[Python-Dev] string.join and bad sequences

Guido van Rossum guido@beopen.com
Mon, 10 Jul 2000 15:14:50 -0500


> I added a test case to Lib/test/string_tests.py that uses a sequence
> that returns the wrong answer from __len__.  I've used this test in a
> number of places to make sure the interpreter doesn't dump core when
> it hits a bad user-defined sequence.
> 
> class Sequence:
>     def __init__(self): self.seq = 'wxyz'
>     def __len__(self): return len(self.seq)
>     def __getitem__(self, i): return self.seq[i]
> 
> class BadSeq2(Sequence):
>     def __init__(self): self.seq = ['a', 'b', 'c']
>     def __len__(self): return 8
> 
> The test of string.join and " ".join don't dump core, but they do
> raise an IndexError.  I wonder if that's the right thing to do,
> because the other places where it is handled no exception is raised.
> 
> The question boils down to the semantics of the sequence protocol.
> 
> The string code defintion is:
>     if __len__ returns X, then the length is X
>     thus, __getitem__ should succeed for range(0, X)
>           if it doesn't, raise an IndexError
> 
> The other code (e.g.

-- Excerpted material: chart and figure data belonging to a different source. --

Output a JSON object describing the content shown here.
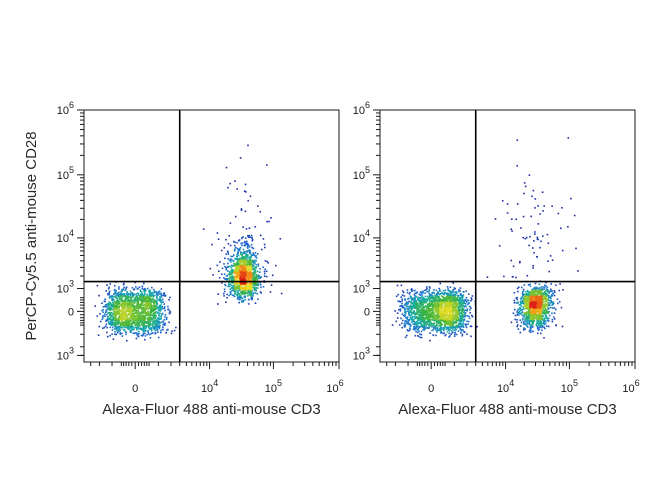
{
  "chart_data": [
    {
      "type": "scatter",
      "title": "",
      "xlabel": "Alexa-Fluor 488  anti-mouse  CD3",
      "ylabel": "PerCP-Cy5.5  anti-mouse  CD28",
      "xscale": "biexponential",
      "yscale": "biexponential",
      "xticks": [
        "0",
        "10^4",
        "10^5",
        "10^6"
      ],
      "yticks": [
        "10^3",
        "0",
        "10^3",
        "10^4",
        "10^5",
        "10^6"
      ],
      "quadrant_gate": {
        "x": 3000,
        "y": 1500
      },
      "color_scale": "density (blue-green-yellow-red)",
      "populations": [
        {
          "name": "",
          "x_center": 0,
          "y_center": 0,
          "n": 1600,
          "x_spread": 700,
          "y_spread": 450
        },
        {
          "name": "",
          "x_center": 35000,
          "y_center": 2000,
          "n": 1100,
          "x_spread": 0.13,
          "y_spread": 0.3
        },
        {
          "name": "",
          "x_center": 30000,
          "y_center": 10000,
          "n": 80,
          "x_spread": 0.25,
          "y_spread": 0.6
        }
      ]
    },
    {
      "type": "scatter",
      "title": "",
      "xlabel": "Alexa-Fluor 488  anti-mouse  CD3",
      "ylabel": "",
      "xscale": "biexponential",
      "yscale": "biexponential",
      "xticks": [
        "0",
        "10^4",
        "10^5",
        "10^6"
      ],
      "yticks": [
        "10^3",
        "0",
        "10^3",
        "10^4",
        "10^5",
        "10^6"
      ],
      "quadrant_gate": {
        "x": 3000,
        "y": 1500
      },
      "color_scale": "density (blue-green-yellow-red)",
      "populations": [
        {
          "name": "",
          "x_center": 300,
          "y_center": 0,
          "n": 1800,
          "x_spread": 800,
          "y_spread": 420
        },
        {
          "name": "",
          "x_center": 30000,
          "y_center": 200,
          "n": 1100,
          "x_spread": 0.13,
          "y_spread": 400
        },
        {
          "name": "",
          "x_center": 30000,
          "y_center": 8000,
          "n": 90,
          "x_spread": 0.25,
          "y_spread": 0.6
        }
      ]
    }
  ]
}
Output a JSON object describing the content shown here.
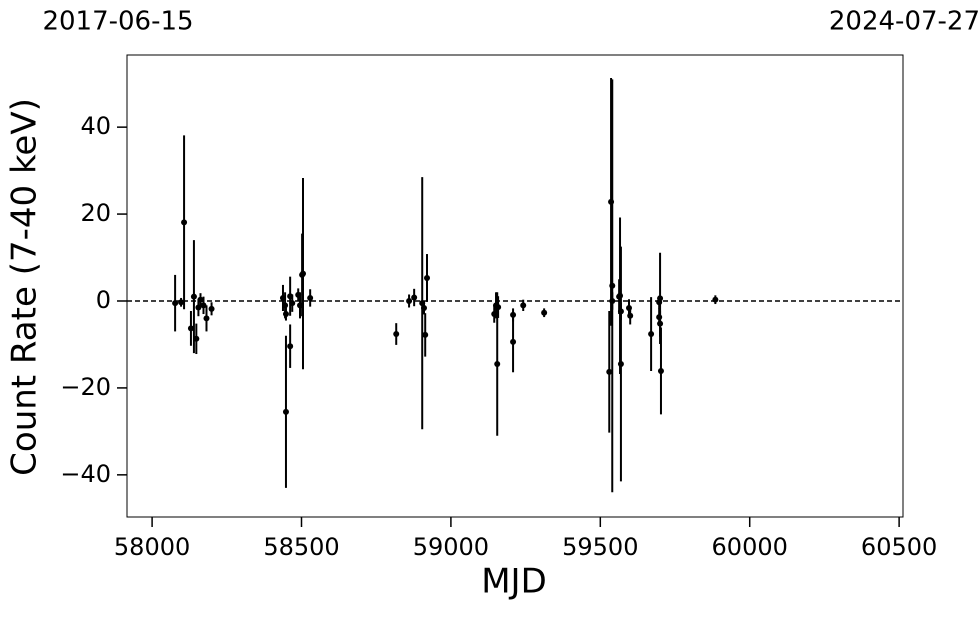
{
  "chart_data": {
    "type": "errorbar",
    "xlabel": "MJD",
    "ylabel": "Count Rate (7-40 keV)",
    "annotations": [
      "2017-06-15",
      "2024-07-27"
    ],
    "xlim": [
      57916,
      60513
    ],
    "ylim": [
      -49.7,
      56.6
    ],
    "xticks": [
      58000,
      58500,
      59000,
      59500,
      60000,
      60500
    ],
    "yticks": [
      {
        "value": -40,
        "label": "−40"
      },
      {
        "value": -20,
        "label": "−20"
      },
      0,
      20,
      40
    ],
    "hline": 0,
    "series": [
      {
        "color": "#000000",
        "x": [
          58077,
          58097,
          58107,
          58130,
          58140,
          58148,
          58155,
          58162,
          58172,
          58182,
          58199,
          58438,
          58445,
          58448,
          58448,
          58462,
          58462,
          58469,
          58489,
          58495,
          58502,
          58505,
          58529,
          58817,
          58860,
          58877,
          58904,
          58910,
          58914,
          58920,
          59145,
          59151,
          59155,
          59158,
          59208,
          59208,
          59242,
          59312,
          59530,
          59536,
          59540,
          59540,
          59563,
          59566,
          59569,
          59569,
          59596,
          59600,
          59670,
          59697,
          59697,
          59700,
          59703,
          59700,
          59885
        ],
        "values": [
          -0.5,
          -0.3,
          18.1,
          -6.3,
          1,
          -8.7,
          -1.5,
          0.3,
          -1,
          -4,
          -1.8,
          0.7,
          -1,
          -3,
          -25.5,
          1.1,
          -10.4,
          -0.5,
          1.4,
          -1,
          6,
          6.3,
          0.7,
          -7.6,
          0,
          0.8,
          -0.5,
          -1.6,
          -7.8,
          5.3,
          -3,
          -1,
          -14.5,
          -1.4,
          -9.4,
          -3.2,
          -1,
          -2.7,
          -16.3,
          22.8,
          3.5,
          0,
          1,
          1.2,
          -14.5,
          -2.4,
          -1.6,
          -3.4,
          -7.6,
          -0.3,
          -3.7,
          -5.2,
          -16.1,
          0.6,
          0.3
        ],
        "yerr": [
          6.5,
          1,
          20,
          4,
          13,
          3.5,
          2,
          1.5,
          2,
          3,
          1.5,
          3,
          3,
          1.5,
          17.5,
          4.5,
          5,
          2,
          1.5,
          3,
          9.5,
          22,
          2,
          2.5,
          1.5,
          2,
          29,
          1.5,
          5,
          5.5,
          2,
          3,
          16.5,
          2.5,
          7,
          1.5,
          1.3,
          1,
          14,
          28.5,
          47.5,
          2,
          4,
          18,
          27,
          2,
          2,
          2,
          8.5,
          1.5,
          2,
          3,
          10,
          10.5,
          1
        ]
      }
    ]
  }
}
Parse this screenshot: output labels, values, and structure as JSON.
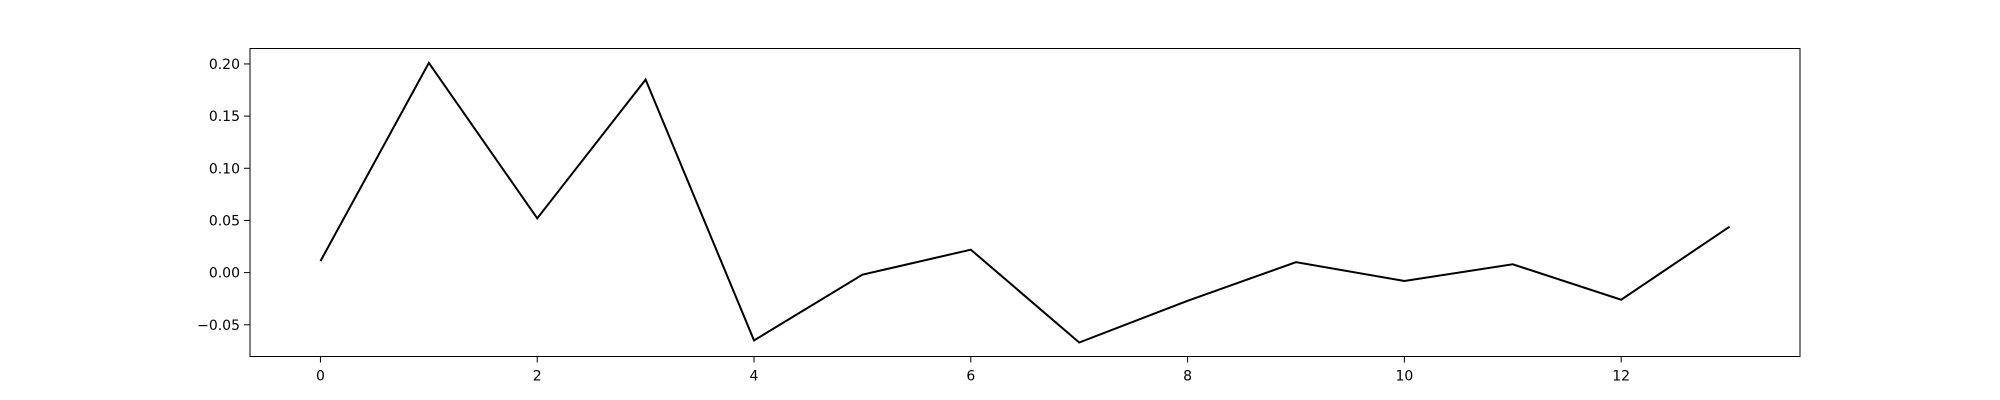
{
  "chart_data": {
    "type": "line",
    "title": "",
    "xlabel": "",
    "ylabel": "",
    "x": [
      0,
      1,
      2,
      3,
      4,
      5,
      6,
      7,
      8,
      9,
      10,
      11,
      12,
      13
    ],
    "series": [
      {
        "values": [
          0.011,
          0.201,
          0.052,
          0.185,
          -0.065,
          -0.002,
          0.022,
          -0.067,
          -0.027,
          0.01,
          -0.008,
          0.008,
          -0.026,
          0.044
        ],
        "color": "#000000"
      }
    ],
    "xlim": [
      -0.65,
      13.65
    ],
    "ylim": [
      -0.0804,
      0.2148
    ],
    "xticks": [
      0,
      2,
      4,
      6,
      8,
      10,
      12
    ],
    "xtick_labels": [
      "0",
      "2",
      "4",
      "6",
      "8",
      "10",
      "12"
    ],
    "yticks": [
      -0.05,
      0.0,
      0.05,
      0.1,
      0.15,
      0.2
    ],
    "ytick_labels": [
      "−0.05",
      "0.00",
      "0.05",
      "0.10",
      "0.15",
      "0.20"
    ],
    "grid": false,
    "legend": "none"
  }
}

PySequence_Tuple) definition is:
>     if __len__ return X, then the length is <= X
>     if __getitem__ succeeds for range(0, X), then length is indeed X
>     if it does not, then length is Y + 1 for highest Y 
>                     where Y is greatest index that actually works
> 
> The definition in PySequence_Tuple seemed quite clever when I first
> saw it, but I like it less now.  If a user-defined sequence raises
> IndexError when len indicates it should not, the code is broken.  The
> attempt to continue anyway is masking an error in user code.
> 
> I vote for fixing PySequence_Tuple and the like to raise an
> IndexError.

I'm not sure I agree.  When Steve Majewski proposed variable-length
sequences, we ended up conceding that __len__ is just a hint.  The
actual length can be longer or shorter.  The map and filter functions
allow this, and so do min/max and others that go over sequences, and
even (of course) the for loop.  (In fact, the preferred behavior is
not to call __len__ at all but just try x[0], x[1], x[2], ... until
IndexError is hit.)

If I read your description of PySequence_Tuple(), it accepts a __len__
that overestimates but not one that understestimates.  That's wrong.
(In Majewski's example, a tar file wrapper would claim to have 0 items
but iterating over it in ascending order would access all the items in
the file.  Claiming some arbitrary integer as __len__ would be wrong.)

So string.join(BadSeq2(), "") or "".join(BadSeq2()) should return "abc".

--Guido van Rossum (home page: http://dinsdale.python.org/~guido/)